Toyota Says Goodbye, California, Hello, Texas!


Toyota is heading for greener pastures in yet another sign of California’s unfortunate demise. Gathering up their jobs and long history of success, Toyota, based in the Southern California city of Torrance, is heading east to Texas.

While “Heading out West” used to equate with hope and opportunity, companies such as Toyota are finding it more and more difficult to do business in the highly taxed, highly regulated, once golden state. Other companies Toyota is following out of California include fellow automakers Nissan, who picked up shop and moved to Tennessee, and Honda who, relocated their headquarters from California to Ohio.

Texas Governor, Rick Perry, was clicking his heals and reportedly quite pleased with Toyota’s decision to leave company-crippling-California and its Governor, Jerry Brown, behind. Toyota is already successfully building vehicles in San Antonio, and Perry reportedly wooed Toyota, obviously successfully, into making their headquarters in his state too:

“Over the past decade, Texas and Toyota have developed a strong partnership that has resulted in good-paying jobs for thousands of Texans,” said Perry in a statement. “Toyota understands that Texas’ employer-friendly combination of low taxes, fair courts, smart regulations and world-class workforce can help businesses of any size succeed and thrive.”

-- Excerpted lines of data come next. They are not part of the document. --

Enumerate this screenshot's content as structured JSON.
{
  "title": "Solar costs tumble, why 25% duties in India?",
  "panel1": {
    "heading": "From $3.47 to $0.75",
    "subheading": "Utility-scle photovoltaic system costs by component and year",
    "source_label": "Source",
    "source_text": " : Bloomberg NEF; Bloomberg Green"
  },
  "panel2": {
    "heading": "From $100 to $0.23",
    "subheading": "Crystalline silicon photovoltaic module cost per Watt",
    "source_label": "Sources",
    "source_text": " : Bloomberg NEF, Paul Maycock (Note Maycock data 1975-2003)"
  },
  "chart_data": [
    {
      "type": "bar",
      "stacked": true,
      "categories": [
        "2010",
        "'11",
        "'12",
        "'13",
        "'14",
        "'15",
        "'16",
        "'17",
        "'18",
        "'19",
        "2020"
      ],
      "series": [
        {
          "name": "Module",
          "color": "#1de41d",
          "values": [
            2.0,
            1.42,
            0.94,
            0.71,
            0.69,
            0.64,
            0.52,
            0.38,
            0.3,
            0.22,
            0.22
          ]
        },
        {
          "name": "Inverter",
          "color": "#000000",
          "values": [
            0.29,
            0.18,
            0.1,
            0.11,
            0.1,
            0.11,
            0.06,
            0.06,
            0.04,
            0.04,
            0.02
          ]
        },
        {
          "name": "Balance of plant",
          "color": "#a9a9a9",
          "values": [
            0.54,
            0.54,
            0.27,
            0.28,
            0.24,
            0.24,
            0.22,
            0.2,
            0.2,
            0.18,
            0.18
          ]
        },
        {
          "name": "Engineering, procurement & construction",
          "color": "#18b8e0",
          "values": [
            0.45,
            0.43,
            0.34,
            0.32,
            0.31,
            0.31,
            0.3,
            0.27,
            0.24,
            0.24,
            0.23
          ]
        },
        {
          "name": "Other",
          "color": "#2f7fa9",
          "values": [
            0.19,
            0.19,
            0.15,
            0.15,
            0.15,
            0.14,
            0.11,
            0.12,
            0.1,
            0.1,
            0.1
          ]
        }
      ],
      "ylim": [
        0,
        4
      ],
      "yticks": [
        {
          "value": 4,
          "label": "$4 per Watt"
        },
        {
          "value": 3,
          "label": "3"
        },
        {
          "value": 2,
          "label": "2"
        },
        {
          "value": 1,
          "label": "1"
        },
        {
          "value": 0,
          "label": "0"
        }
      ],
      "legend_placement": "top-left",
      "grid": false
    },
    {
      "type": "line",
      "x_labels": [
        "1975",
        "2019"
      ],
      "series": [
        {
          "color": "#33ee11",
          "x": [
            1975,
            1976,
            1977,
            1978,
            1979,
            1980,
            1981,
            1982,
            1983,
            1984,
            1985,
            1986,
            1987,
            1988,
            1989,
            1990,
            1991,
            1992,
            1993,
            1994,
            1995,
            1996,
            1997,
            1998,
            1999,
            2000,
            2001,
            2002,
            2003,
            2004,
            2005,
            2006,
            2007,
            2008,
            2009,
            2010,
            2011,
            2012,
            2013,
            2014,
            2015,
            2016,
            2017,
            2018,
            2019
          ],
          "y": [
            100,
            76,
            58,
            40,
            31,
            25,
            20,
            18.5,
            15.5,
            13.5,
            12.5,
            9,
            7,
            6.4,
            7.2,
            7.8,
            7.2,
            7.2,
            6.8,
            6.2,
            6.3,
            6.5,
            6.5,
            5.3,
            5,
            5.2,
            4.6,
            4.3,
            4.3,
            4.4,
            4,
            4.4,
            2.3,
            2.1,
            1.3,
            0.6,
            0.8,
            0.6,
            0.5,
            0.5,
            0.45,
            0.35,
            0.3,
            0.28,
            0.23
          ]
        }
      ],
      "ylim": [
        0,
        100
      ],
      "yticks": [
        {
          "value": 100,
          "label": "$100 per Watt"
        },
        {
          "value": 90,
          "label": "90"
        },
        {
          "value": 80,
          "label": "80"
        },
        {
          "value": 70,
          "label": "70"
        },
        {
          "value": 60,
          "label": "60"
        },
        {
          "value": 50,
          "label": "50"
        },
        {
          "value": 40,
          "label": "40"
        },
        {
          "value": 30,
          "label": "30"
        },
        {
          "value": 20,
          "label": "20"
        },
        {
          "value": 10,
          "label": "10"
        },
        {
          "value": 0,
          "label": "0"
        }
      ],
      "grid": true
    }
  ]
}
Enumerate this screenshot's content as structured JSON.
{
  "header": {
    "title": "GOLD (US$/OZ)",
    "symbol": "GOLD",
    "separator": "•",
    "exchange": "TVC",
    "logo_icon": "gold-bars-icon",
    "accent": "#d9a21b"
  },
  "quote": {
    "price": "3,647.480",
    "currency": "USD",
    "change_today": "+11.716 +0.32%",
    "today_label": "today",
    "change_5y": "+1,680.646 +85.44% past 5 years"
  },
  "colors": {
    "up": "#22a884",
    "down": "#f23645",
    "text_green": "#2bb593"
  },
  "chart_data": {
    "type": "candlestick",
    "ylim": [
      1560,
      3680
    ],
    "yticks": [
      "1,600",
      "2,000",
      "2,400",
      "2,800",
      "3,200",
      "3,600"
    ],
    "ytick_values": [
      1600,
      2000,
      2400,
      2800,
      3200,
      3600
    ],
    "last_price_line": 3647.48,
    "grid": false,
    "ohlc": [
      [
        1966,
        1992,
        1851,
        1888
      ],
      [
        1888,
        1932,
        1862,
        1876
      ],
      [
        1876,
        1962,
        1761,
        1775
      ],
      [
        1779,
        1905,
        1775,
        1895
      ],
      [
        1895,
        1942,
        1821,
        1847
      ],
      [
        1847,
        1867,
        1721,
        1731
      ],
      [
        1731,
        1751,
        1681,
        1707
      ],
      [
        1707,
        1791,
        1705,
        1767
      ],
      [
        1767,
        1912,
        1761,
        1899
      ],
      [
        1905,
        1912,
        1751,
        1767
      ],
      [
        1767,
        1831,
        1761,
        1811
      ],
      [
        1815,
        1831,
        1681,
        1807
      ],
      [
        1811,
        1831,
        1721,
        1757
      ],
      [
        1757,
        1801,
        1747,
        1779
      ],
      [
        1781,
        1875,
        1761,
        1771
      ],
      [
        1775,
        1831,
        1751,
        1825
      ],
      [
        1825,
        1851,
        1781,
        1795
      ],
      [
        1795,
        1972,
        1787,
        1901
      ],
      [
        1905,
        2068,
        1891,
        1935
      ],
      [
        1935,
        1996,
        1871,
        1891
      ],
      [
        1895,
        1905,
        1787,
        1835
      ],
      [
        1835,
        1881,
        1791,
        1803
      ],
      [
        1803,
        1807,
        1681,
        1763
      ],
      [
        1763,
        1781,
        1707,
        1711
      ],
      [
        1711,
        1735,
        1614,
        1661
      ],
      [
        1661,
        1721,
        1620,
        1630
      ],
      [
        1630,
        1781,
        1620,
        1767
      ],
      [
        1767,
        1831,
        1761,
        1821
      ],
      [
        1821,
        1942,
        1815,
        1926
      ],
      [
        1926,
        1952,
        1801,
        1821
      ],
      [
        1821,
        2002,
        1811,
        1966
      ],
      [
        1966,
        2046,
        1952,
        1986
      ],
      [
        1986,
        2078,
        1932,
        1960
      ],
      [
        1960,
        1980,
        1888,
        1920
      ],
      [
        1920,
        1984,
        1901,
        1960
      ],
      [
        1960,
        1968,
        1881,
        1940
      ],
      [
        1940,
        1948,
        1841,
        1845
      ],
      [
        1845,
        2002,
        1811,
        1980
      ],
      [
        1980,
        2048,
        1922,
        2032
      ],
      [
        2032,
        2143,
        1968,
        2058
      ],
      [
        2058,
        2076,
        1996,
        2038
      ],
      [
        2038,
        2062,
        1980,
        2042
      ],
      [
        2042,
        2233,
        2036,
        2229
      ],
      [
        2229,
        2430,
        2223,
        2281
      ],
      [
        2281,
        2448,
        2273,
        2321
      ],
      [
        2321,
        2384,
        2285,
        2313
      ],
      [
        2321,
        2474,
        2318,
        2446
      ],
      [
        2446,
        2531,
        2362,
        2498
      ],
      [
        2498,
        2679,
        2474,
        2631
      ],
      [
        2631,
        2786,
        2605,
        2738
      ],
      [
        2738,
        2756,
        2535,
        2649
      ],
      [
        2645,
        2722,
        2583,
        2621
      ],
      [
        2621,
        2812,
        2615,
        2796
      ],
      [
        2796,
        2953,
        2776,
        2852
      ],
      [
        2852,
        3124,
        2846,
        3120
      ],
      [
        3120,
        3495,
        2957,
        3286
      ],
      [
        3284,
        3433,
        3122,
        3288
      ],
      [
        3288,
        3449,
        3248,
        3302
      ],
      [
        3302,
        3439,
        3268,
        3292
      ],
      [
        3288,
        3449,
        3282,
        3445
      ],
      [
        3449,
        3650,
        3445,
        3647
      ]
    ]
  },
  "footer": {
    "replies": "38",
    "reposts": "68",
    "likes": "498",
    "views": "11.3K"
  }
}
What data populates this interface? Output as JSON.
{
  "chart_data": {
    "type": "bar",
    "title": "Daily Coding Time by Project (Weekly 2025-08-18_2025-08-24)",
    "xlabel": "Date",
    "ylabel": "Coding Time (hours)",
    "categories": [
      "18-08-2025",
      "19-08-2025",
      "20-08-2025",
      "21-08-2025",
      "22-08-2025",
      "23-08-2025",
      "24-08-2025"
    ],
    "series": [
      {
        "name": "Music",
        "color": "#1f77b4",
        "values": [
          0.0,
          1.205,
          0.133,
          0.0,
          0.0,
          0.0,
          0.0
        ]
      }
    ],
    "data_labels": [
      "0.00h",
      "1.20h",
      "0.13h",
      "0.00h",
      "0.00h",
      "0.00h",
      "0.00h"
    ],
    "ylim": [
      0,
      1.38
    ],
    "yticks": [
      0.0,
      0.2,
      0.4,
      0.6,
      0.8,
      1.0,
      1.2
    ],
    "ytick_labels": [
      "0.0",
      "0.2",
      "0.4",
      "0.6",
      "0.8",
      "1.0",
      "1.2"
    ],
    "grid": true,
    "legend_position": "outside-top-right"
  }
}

Meanwhile, California Gov. Jerry Brown’s Office of Business and Economic Development shied away from even mentioning Toyota in a statement, instead throwing up a smoke screen of manufactured optimism:

“Ford, Volkswagen and Nissan continue to invest in California, and the Golden State remains the center of new electric, zero-emission and self-driving vehicle manufacturing and technology,” the statement said.

Back in reality, however, his frustration and impotence evident, was Torrance Mayor Frank Scotto, who said he’s “saddened” by Toyota leaving his city and that they did everything they could to keep Toyota from leaving them.

According to Scotto, he didn’t even know Toyota’s move was afoot until they told him on Thursday that they wanted to meet him at 9:45 a.m. Monday, and even then he didn’t know what it was about.

But then rumors of Toyota’s intentions started bubbling over the weekend which got Scotto’s “Oh no!” alarms ringing.

“We thought it was going to be part of Toyota, not everything,” Scotto reflected at a press conference. “They didn’t mislead us; they just didn’t answer the questions.”

Scotto also lamented that there wasn’t much Torrance could do to stop Toyota from divorcing them because it really came down to reforms California needs to make at the state level to keep large companies like Toyota from vacating their premises.

“We could offer up a lot of things, but we recognize that the deal (Toyota has) is something that would take the state of California to match,” he said.

Toyota will be leaving California’s suffocating business climate for the sweet low-tax prairie winds of Texas in 2017.